Olavo de Carvalho


Jornal da Tarde, 03 de julho de 2003

Nas suas Memórias, de 1994, Adolfo Bioy Casares deixou este depoimento sobre sua colaboração com Jorge Luís Borges:

“As primeiras coisas vêm primeiro, e as segundas podem-se esquecer: a prioridade era a literatura, a adequação literária, a filosofia, a verdade… Para os dois, o mais importante era compreender… Então não se tratava dele nem de mim, de quem havia falado, mas de haver entendido a verdade de algo.”

No mesmo sentido, já havia anotado em Diário e Fantasia:

“A inteligência trabalha como uma espécie de ética. Não permite concessões, não tolera ruindades.”

Quantos escritores brasileiros das últimas três ou quatro décadas poderiam repetir essas palavras com igual sinceridade?

Para começar, não acreditam em “verdade”. Livram-se dela com dois ou três chavões relativistas ou desconstrucionistas, e não pensam mais nisso. Quanto à sinceridade, imaginam que consista em detalhes de fisiologia sexual.

A grande literatura nasce da síntese do fervor, da devoção, da sinceridade moral, com a elevação da inteligência e a amplitude da visão do mundo. Entre as décadas de 20 e 60 as letras brasileiras quase alcançaram o ponto de fusão em que a mistura desses elementos produziria a “high seriousness” exigida por Mathew Arnold. Mas, depois, a mistura desandou. Voltamos miseravelmente à escrita dos samoiedas, os literatos da Bruzundanga, assim descritos por Lima Barreto em 1922:

“Não há na maioria daquela gente uma profundeza de sentimento que a impila a ir ao âmago das coisas que fingem amar, de decifrá-las pelo amor sincero em que as têm, de querê-las totalmente, de absorvê-las. Só querem a aparência das coisas… A glória das letras, só a tem quem a elas se dá inteiramente; nelas, como no amor, só é amado quem se esquece de si inteiramente e se entrega com fé cega.
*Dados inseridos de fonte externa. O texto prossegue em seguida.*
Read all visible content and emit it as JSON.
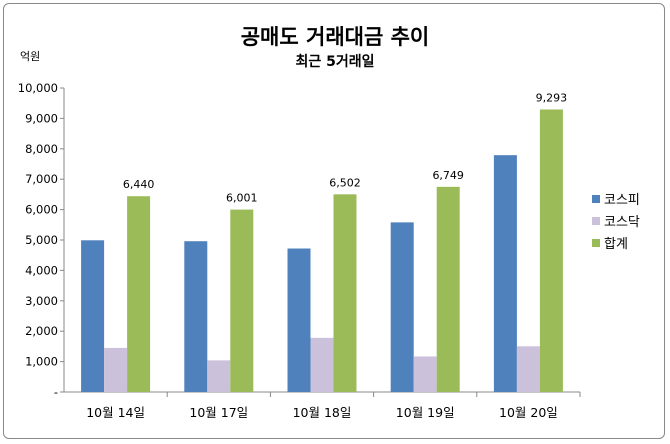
{
  "chart_data": {
    "type": "bar",
    "title": "공매도 거래대금 추이",
    "subtitle": "최근 5거래일",
    "ylabel": "억원",
    "xlabel": "",
    "ylim": [
      0,
      10000
    ],
    "yticks": [
      "-",
      "1,000",
      "2,000",
      "3,000",
      "4,000",
      "5,000",
      "6,000",
      "7,000",
      "8,000",
      "9,000",
      "10,000"
    ],
    "categories": [
      "10월 14일",
      "10월 17일",
      "10월 18일",
      "10월 19일",
      "10월 20일"
    ],
    "series": [
      {
        "name": "코스피",
        "color": "#4F81BD",
        "values": [
          4990,
          4960,
          4720,
          5580,
          7790
        ]
      },
      {
        "name": "코스닥",
        "color": "#CCC1DA",
        "values": [
          1450,
          1041,
          1782,
          1169,
          1503
        ]
      },
      {
        "name": "합계",
        "color": "#9BBB59",
        "values": [
          6440,
          6001,
          6502,
          6749,
          9293
        ],
        "labels": [
          "6,440",
          "6,001",
          "6,502",
          "6,749",
          "9,293"
        ]
      }
    ],
    "grid": false,
    "legend": "right"
  }
}
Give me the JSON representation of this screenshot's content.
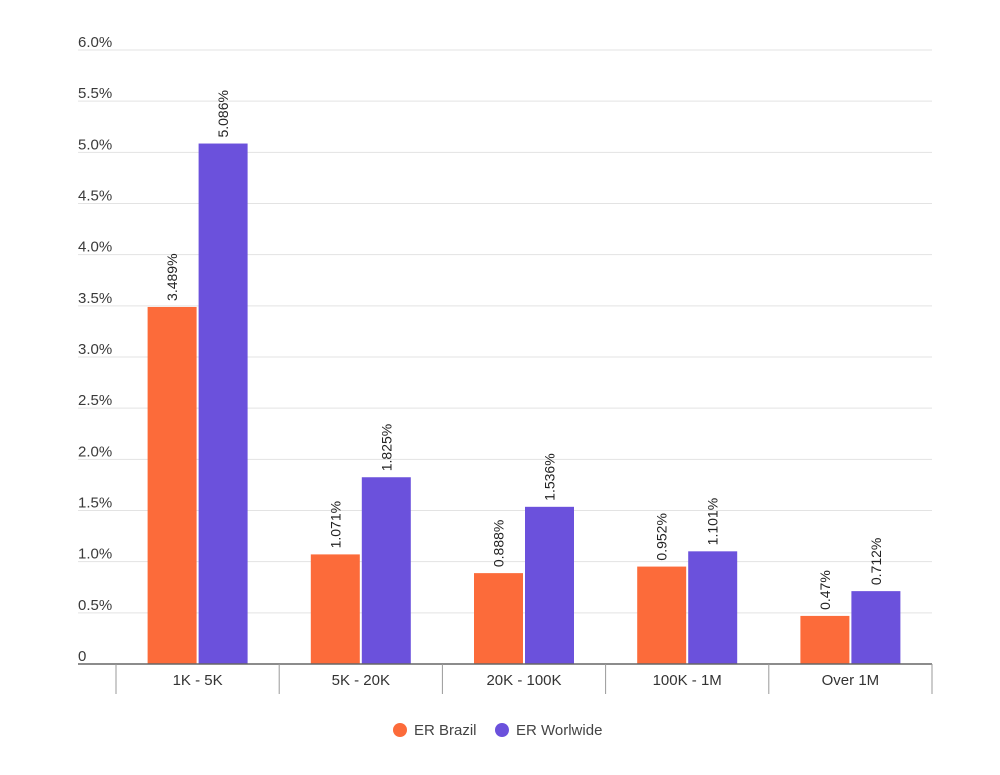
{
  "chart_data": {
    "type": "bar",
    "categories": [
      "1K - 5K",
      "5K - 20K",
      "20K - 100K",
      "100K - 1M",
      "Over 1M"
    ],
    "series": [
      {
        "name": "ER Brazil",
        "color": "#fc6b3a",
        "values": [
          3.489,
          1.071,
          0.888,
          0.952,
          0.47
        ],
        "labels": [
          "3.489%",
          "1.071%",
          "0.888%",
          "0.952%",
          "0.47%"
        ]
      },
      {
        "name": "ER Worlwide",
        "color": "#6b51dc",
        "values": [
          5.086,
          1.825,
          1.536,
          1.101,
          0.712
        ],
        "labels": [
          "5.086%",
          "1.825%",
          "1.536%",
          "1.101%",
          "0.712%"
        ]
      }
    ],
    "yticks": [
      0,
      0.5,
      1.0,
      1.5,
      2.0,
      2.5,
      3.0,
      3.5,
      4.0,
      4.5,
      5.0,
      5.5,
      6.0
    ],
    "ytick_labels": [
      "0",
      "0.5%",
      "1.0%",
      "1.5%",
      "2.0%",
      "2.5%",
      "3.0%",
      "3.5%",
      "4.0%",
      "4.5%",
      "5.0%",
      "5.5%",
      "6.0%"
    ],
    "ylim": [
      0,
      6.0
    ],
    "grid": true,
    "legend_position": "bottom-center",
    "title": "",
    "xlabel": "",
    "ylabel": ""
  }
}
Os samoiedas contentam-se com as aparências literárias e a banal simulação de notoriedade, umas vezes por incapacidade de inteligência, em outras por instrução insuficiente ou viciada, quase sempre, porém, por falta de verdadeiro talento poético, de sinceridade…”

A sinceridade mede-se pelo esforço. Antes de acertar definitivamente a mão com La Invención de Morel (1940), Bioy escreveu, dos vinte aos vinte e seis anos, uma infinidade de contos e romances muito ruins. Mas não foi tempo perdido:

“Naquele período de criação contínua e desafortunada, li e estudei muito. Li literatura espanhola, com a intenção de abarcá-la na diversidade dos seus gêneros, desde os começos até o presente, sem limitar-me aos autores e livros mais conhecidos; literatura argentina, sem excluir formas populares, como as letras de tango e milonga, que selecionava em El Alma que Canta e em El Canta Claro, para uma provável antologia; literatura francesa, inglesa, norte-americana e russa; algo da alemã, da italiana, da portuguesa (desde logo, Eça de Queiroz); literatura grega e latina, algo da chinesa, da japonesa, da persa. Teorias literárias. Versificação, sintaxe, gramática. The Art of Writing de Stevenson, Dealing with Words de Vernon Lee. Filosofia, lógica, lógica simbólica. Introduções às ciências, classificações das ciências, introdução às matemáticas. A Bíblia. Santo Agostinho. Padres da Igreja. A relatividade. A quarta dimensão. Teorias biológicas.”

Basta ler esse parágrafo para perceber instantaneamente o que há de errado com a cultura nacional. O romancista argentino — como aliás em seu tempo o pobre Lima Barreto, espremendo o orçamento raquítico para comprar livros de filosofia e ciência — estudou mais durante esses seis anos do que o fez ao longo da vida inteira qualquer dos escritores nacionais que o nosso público de hoje aplaude. Quantos dentre eles chegam a ter ao menos o interesse, por vago e preguiçoso que seja, de estender sua visão das coisas por um domínio tão amplo de conhecimentos? Nenhum chega mesmo a conceber a possibilidade de fazê-lo, e, se lhe insinuamos que haveria nisso alguma conveniência, a resposta quase infalível é um par de olhos arregalados seguidos de uma desconversa mordaz. Estudo sério é para professores, e mesmo assim olhe lá! Moderação nisso. Nada além do exigido pelo currículo. Literato brasileiro que se preza tem o esforço intelectual na conta de pedantismo reacionário e, segundo afirma um deles com orgulho, “escreve com o baixo ventre”.